Open alecazam opened 2 years ago
Yes! That's the idea with clang. Just add the -ftime-trace flag and it should output a .json file just next to each object file with all the profiling data. The clang invocation needs to have the flag, not sure how your build system is expanding its flags to the single compiler invocations.
That being said, I have seen some regressions on the contents of the reports in the last clang versions. What version of Clang are you using?
I would make sure first that when you build those .json files are generated. Then if so, make sure the score generator is pointing to the correct folder where those are.
Thanks, I'll give it a try. I'm on latest Xcode, VS 2019 Pro, and Android Studio. I think they each have different clang revisions, but it's nice that we have one compiler everywhere now. I saw several Twitter gamedev users posting how they'd optimized their builds. I have a personal ktx/ktx2 builder on github that I should probably optimize too. Thanks for making such a nice little tool. I wonder if Xcode/Android Studio could use too?
So I added the line to our clang builds, and it outputs the json files. This is on VS2019, but after a full rebuild with the extension, VS locks up to the point I have to kill it. Task manager reports almost no activity. VS 2019 is 32-bit, and maybe the sheer size of a project and all that json is too much. It's too much when I look through it, since I've written to this profile format below. Also opening these json files individual in Perfetto isn't all that useful since it just shows "Source".
It would be useful to be able to run the extension on an existing output directory without having to rebuild. Right now after the VS crash, I'd have to do another rebuild and hope it doesn't lock up again. Each json file is 400KB or more which is crazy, since only really need the filename, and duration of the "Source" elements.
Seems like it would be easy to reprocess and collect the json by file into a much smaller binary format, and then write out the Perfetto/Catapult json. Not sure if that's what the extension does, but how I'd approach it.
The .json file contains everything that clang is profiling, this can be a lot of symbols not only sources. The cleanup will be done by the ScoreExtractor if it is setup to ignore some of the data. The ScoreExtractor is the one that generates a .scor binarized format containing all the information already digested. This format is then common from Clang and MSVC as they both provide the build time data differently. Then this binaries is what the extension and viewers understand and display.
If you have the Extension configured for Clang, having the Clang Traces Path field in the Extension settings pointing to the correct folder location, you can run a full folder extraction by running Extensions/Compile Score/Clang Full Score Generation. This fill just walk the whole Clang Traces Path directory recursively opening all .json files and parsing the ones that contain clang trace events.
Alternatively, you can just run the Score Generator directly from the command line.
I hope this helps.
Yeah, thanks so much. I tried that "Full Score Generation". The process starts, but 15 minutes later, VS is at 0% cpu, and the processing hasn't finished, and there is not progress indicator. It's just that the extension is all dimmed out, and never seems to return. I guess I could leave it overnight, but I don't have a good feeling about this ever finishing. Unfortunately, we can't move to VS 2022.
I did take a look at you JsonParser, and it seemed nicely coded for perf. Just seems like it's a bit overwhelmed with only 4 cores in my Parallels VM. Thanks for making this available. I know many Twitter folks are using it and it works for them. But they may be using Cmake or VS projects directly. Will keep trying.
[23:36:16] Calling ScoreDataExtractor with -clang -extract -tp 100 -td 1 -d 1 -i ....
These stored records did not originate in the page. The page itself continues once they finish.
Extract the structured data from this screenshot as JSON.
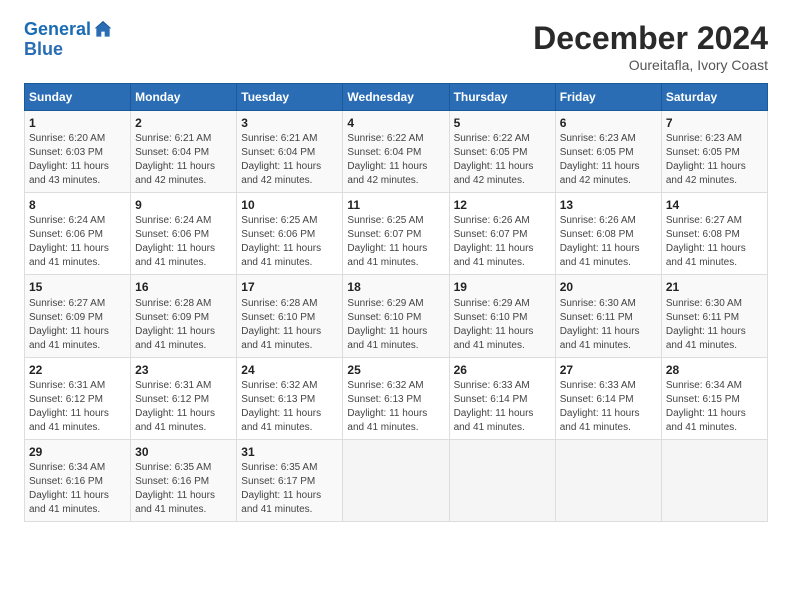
{
  "logo": {
    "line1": "General",
    "line2": "Blue"
  },
  "title": "December 2024",
  "subtitle": "Oureitafla, Ivory Coast",
  "days_header": [
    "Sunday",
    "Monday",
    "Tuesday",
    "Wednesday",
    "Thursday",
    "Friday",
    "Saturday"
  ],
  "weeks": [
    [
      {
        "day": "1",
        "sunrise": "6:20 AM",
        "sunset": "6:03 PM",
        "daylight": "11 hours and 43 minutes."
      },
      {
        "day": "2",
        "sunrise": "6:21 AM",
        "sunset": "6:04 PM",
        "daylight": "11 hours and 42 minutes."
      },
      {
        "day": "3",
        "sunrise": "6:21 AM",
        "sunset": "6:04 PM",
        "daylight": "11 hours and 42 minutes."
      },
      {
        "day": "4",
        "sunrise": "6:22 AM",
        "sunset": "6:04 PM",
        "daylight": "11 hours and 42 minutes."
      },
      {
        "day": "5",
        "sunrise": "6:22 AM",
        "sunset": "6:05 PM",
        "daylight": "11 hours and 42 minutes."
      },
      {
        "day": "6",
        "sunrise": "6:23 AM",
        "sunset": "6:05 PM",
        "daylight": "11 hours and 42 minutes."
      },
      {
        "day": "7",
        "sunrise": "6:23 AM",
        "sunset": "6:05 PM",
        "daylight": "11 hours and 42 minutes."
      }
    ],
    [
      {
        "day": "8",
        "sunrise": "6:24 AM",
        "sunset": "6:06 PM",
        "daylight": "11 hours and 41 minutes."
      },
      {
        "day": "9",
        "sunrise": "6:24 AM",
        "sunset": "6:06 PM",
        "daylight": "11 hours and 41 minutes."
      },
      {
        "day": "10",
        "sunrise": "6:25 AM",
        "sunset": "6:06 PM",
        "daylight": "11 hours and 41 minutes."
      },
      {
        "day": "11",
        "sunrise": "6:25 AM",
        "sunset": "6:07 PM",
        "daylight": "11 hours and 41 minutes."
      },
      {
        "day": "12",
        "sunrise": "6:26 AM",
        "sunset": "6:07 PM",
        "daylight": "11 hours and 41 minutes."
      },
      {
        "day": "13",
        "sunrise": "6:26 AM",
        "sunset": "6:08 PM",
        "daylight": "11 hours and 41 minutes."
      },
      {
        "day": "14",
        "sunrise": "6:27 AM",
        "sunset": "6:08 PM",
        "daylight": "11 hours and 41 minutes."
      }
    ],
    [
      {
        "day": "15",
        "sunrise": "6:27 AM",
        "sunset": "6:09 PM",
        "daylight": "11 hours and 41 minutes."
      },
      {
        "day": "16",
        "sunrise": "6:28 AM",
        "sunset": "6:09 PM",
        "daylight": "11 hours and 41 minutes."
      },
      {
        "day": "17",
        "sunrise": "6:28 AM",
        "sunset": "6:10 PM",
        "daylight": "11 hours and 41 minutes."
      },
      {
        "day": "18",
        "sunrise": "6:29 AM",
        "sunset": "6:10 PM",
        "daylight": "11 hours and 41 minutes."
      },
      {
        "day": "19",
        "sunrise": "6:29 AM",
        "sunset": "6:10 PM",
        "daylight": "11 hours and 41 minutes."
      },
      {
        "day": "20",
        "sunrise": "6:30 AM",
        "sunset": "6:11 PM",
        "daylight": "11 hours and 41 minutes."
      },
      {
        "day": "21",
        "sunrise": "6:30 AM",
        "sunset": "6:11 PM",
        "daylight": "11 hours and 41 minutes."
      }
    ],
    [
      {
        "day": "22",
        "sunrise": "6:31 AM",
        "sunset": "6:12 PM",
        "daylight": "11 hours and 41 minutes."
      },
      {
        "day": "23",
        "sunrise": "6:31 AM",
        "sunset": "6:12 PM",
        "daylight": "11 hours and 41 minutes."
      },
      {
        "day": "24",
        "sunrise": "6:32 AM",
        "sunset": "6:13 PM",
        "daylight": "11 hours and 41 minutes."
      },
      {
        "day": "25",
        "sunrise": "6:32 AM",
        "sunset": "6:13 PM",
        "daylight": "11 hours and 41 minutes."
      },
      {
        "day": "26",
        "sunrise": "6:33 AM",
        "sunset": "6:14 PM",
        "daylight": "11 hours and 41 minutes."
      },
      {
        "day": "27",
        "sunrise": "6:33 AM",
        "sunset": "6:14 PM",
        "daylight": "11 hours and 41 minutes."
      },
      {
        "day": "28",
        "sunrise": "6:34 AM",
        "sunset": "6:15 PM",
        "daylight": "11 hours and 41 minutes."
      }
    ],
    [
      {
        "day": "29",
        "sunrise": "6:34 AM",
        "sunset": "6:16 PM",
        "daylight": "11 hours and 41 minutes."
      },
      {
        "day": "30",
        "sunrise": "6:35 AM",
        "sunset": "6:16 PM",
        "daylight": "11 hours and 41 minutes."
      },
      {
        "day": "31",
        "sunrise": "6:35 AM",
        "sunset": "6:17 PM",
        "daylight": "11 hours and 41 minutes."
      },
      null,
      null,
      null,
      null
    ]
  ]
}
What version of Clang are you using? I would suggest going one step at a time and trying parsing a folder with only 1 .json file and see what happens. Also if possible do it from VS in the ScoreExtraction solution so we can see where is the executable getting stuck.
Thanks for your help.
I'm just using clang that ships on consoles. I think we just have a lot of files generated. I think our Win builds are clang 10 from Win 2019 Pro. I'll also try SeeProfiler too, and see if that can process the json folder.
Can I simply add -ftime-trace to our compiler settings in Make? I'm only seeing an empty UI from building the VC solution, but it's mostly a call over to Make and then the files for reference and setting breakpoints.